伊勢新聞

2019年1月29日(火)

▼世論というのは移ろいやすい。痛感したのは先のNHKの世論調査。北方四島返還交渉で、歯舞・色丹2島の返還を前提とした日ロ平和条約締結について、賛成が反対を上回ったことだ。橋本政権で2島返還で進んだころとは、領土への認識が明らかに違う

▼国際捕鯨委員会(IWC)からの脱退も「評価」と「ある程度評価」で50%を超えた。国際連盟脱退とはむろん性格は違うが、連想する世代が少数派になったのも確かなのではないか。国際協調を国是とした当時とは、国際協調の考え方も変化が起きているのかもしれない

▼統合型リゾート施設(IR)に6割の自治体が冷めた視線という全国調査はどうか。
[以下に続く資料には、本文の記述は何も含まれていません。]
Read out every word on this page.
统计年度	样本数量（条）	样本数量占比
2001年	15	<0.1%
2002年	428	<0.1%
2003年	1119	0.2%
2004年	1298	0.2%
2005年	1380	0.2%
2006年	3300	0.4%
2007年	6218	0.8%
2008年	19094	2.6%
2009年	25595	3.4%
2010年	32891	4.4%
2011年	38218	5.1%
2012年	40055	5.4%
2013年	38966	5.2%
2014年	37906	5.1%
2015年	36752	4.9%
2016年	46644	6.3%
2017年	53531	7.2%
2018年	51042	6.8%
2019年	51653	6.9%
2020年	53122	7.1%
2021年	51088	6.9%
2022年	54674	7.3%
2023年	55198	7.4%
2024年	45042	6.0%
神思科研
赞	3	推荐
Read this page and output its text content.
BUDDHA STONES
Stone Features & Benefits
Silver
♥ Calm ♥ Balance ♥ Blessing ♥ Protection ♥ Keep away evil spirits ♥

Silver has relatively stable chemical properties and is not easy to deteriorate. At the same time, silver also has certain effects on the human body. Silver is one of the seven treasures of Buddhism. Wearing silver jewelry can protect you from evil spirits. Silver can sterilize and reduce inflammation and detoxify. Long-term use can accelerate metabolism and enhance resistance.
実施法提案前は多くの自治体が熱視線などの報道もあった。大阪、愛知、和歌山など近隣府県が名乗りを上げ、名古屋市長が県での誘致まで言及する。外堀を埋められていく感もあったが、遠くの火事は大きく見えるということだったか

▼木曽岬干拓地を工業用地として売りに出したことを発表した先の知事会見でも、IRの動きが問われている。鈴木英敬知事は、名古屋からの連絡はないと否定した。河村たかし市長からの電話は10月の1回だけということだろう。工業用が条件であり、2月の募集開始を前に問い合わせが複数ある中で、IR事業者は「今は無い」

▼東南アジアのカジノを見学した知人がいた。すぐ裏に断崖があるそうだ。「破滅したら飛び込むということか。うまくできている」と笑っていた。依存症、治安悪化、青少年への影響なども含め人心の荒廃が確実に進むということでもあろう。